If there is too much compression with the transducer in shear wave elastography, a region of high stiffness will occur in the near field. This is called the "Bang" artifact. This can be corrected by reducing the pressure applied with the transducer.

Fig. 12.

Recognition of noise in strain elastography.

When too much compression is applied by the transducer in strain elastography only noise will be seen. A. This distinct pattern of alternating soft (white in this case) and stiff (black in this case) areas will be seen. B. When the pressure by the transducer is applied appropriately, an accurate elastogram is obtained.

Fig. 13.

The value of a stress map in assessing accurate compression.
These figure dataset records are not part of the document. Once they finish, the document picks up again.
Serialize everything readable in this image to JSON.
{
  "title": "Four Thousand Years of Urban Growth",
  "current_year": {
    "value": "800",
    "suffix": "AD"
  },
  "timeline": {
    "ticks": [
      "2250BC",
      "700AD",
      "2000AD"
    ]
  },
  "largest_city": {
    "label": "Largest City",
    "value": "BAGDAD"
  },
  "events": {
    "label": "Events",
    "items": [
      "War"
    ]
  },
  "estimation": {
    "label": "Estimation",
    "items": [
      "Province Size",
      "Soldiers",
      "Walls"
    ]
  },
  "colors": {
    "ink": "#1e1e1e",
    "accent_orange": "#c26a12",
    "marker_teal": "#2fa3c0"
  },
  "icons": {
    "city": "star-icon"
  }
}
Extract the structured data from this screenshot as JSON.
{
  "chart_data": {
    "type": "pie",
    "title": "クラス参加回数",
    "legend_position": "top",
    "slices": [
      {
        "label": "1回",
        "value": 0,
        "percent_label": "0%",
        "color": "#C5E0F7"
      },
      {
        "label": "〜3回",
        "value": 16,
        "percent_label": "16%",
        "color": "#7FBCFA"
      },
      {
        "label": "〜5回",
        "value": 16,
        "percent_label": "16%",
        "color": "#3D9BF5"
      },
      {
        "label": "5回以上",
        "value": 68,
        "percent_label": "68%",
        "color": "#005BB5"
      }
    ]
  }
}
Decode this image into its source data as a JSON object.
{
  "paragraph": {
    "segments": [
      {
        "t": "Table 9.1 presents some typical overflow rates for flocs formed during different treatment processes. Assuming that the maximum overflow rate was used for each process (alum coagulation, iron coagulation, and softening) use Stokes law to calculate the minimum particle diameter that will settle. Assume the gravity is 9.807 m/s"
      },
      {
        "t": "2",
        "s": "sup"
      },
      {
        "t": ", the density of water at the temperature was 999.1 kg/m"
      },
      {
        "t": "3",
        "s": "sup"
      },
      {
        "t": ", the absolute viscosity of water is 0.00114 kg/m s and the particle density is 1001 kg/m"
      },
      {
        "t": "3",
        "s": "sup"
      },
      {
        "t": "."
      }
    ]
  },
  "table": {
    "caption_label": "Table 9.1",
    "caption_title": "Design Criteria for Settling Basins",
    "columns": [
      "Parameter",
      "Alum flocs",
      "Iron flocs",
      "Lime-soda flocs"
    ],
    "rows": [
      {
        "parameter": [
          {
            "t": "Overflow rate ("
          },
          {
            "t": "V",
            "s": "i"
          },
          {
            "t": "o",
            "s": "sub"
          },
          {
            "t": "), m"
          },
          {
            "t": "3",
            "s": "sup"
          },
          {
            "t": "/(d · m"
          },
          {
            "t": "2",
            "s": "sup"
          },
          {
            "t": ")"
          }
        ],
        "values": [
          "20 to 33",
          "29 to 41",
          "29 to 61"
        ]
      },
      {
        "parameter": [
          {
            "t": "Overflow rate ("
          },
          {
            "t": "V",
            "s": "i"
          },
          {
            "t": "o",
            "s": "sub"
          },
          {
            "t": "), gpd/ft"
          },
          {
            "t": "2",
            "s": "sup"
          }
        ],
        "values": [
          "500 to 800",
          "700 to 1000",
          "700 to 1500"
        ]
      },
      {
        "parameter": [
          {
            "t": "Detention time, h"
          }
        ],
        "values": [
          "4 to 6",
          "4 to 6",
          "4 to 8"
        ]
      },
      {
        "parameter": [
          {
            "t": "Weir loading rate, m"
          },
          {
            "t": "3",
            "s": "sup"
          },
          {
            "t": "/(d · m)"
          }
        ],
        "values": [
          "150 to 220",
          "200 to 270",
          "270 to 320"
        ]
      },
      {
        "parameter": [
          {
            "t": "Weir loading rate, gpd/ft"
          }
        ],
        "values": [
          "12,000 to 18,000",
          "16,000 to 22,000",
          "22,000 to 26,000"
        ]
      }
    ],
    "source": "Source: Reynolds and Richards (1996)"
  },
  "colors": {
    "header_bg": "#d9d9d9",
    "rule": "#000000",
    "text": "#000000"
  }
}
The stress map images are on the top and the conventional strain elastography images are on the bottom. In this example of the stress map (left), the carotid pulsations are causing increased stress as depicted by the red and yellow areas (arrows). Although in the B-mode image (right) there is no indication of variable stress applied, there is significant differences and if a strain ratio was performed using the area of greater stress as the reference it would be substantially inaccurate.

Table 1.

Technical factors for performing breast elastography

Strain elastography Shear wave elastography
Avoid pre-compression Avoid pre-compression
Use optimal compression/release for system Hold transducer still
No out of plane motion No out of plane motion
Position patient so respiratory motion is in plane with imaging Position patient so lesion is at least 5 mm deep and less than 4 cm deep
Have a large FOV containing fat, glandular tissue, pectoralis muscle and the lesion Monitor the stiffness of fat to confirm no pre-compression

FOV, field of view.

Table 2.

Results of a meta-analysis of the three types of interpretation of strain elastography

Method Sensitivity (95% CI, %) Specificity (95% CI, %) LRP (95% CI) LRN (95% CI) SROC (95% CI)
E/B 96 (94-98) 88 (85-89) 7.1 (4.8-10.6) 0.03 (0-0.28) 0.91 (0.87-0.95)
5-Point color 77 (76-70) 87 (87-88) 5.3 (4.4-6.3) 0.24 (0.19-0.31) 0.90 (0.88-0.92)
Strain ratio 87 (85-89) 81 (79-83) 4.8 (3.6-6.3) 0.16 (0.11-0.23) 0.92 (0.88-0.96)

CI, confidence interval; LRP, likelihood ratio positive; LRN, likelihood ratio negative; SROC, schematic receiver operating characteristic curve; E/B, elastogram to B-mode length ratio.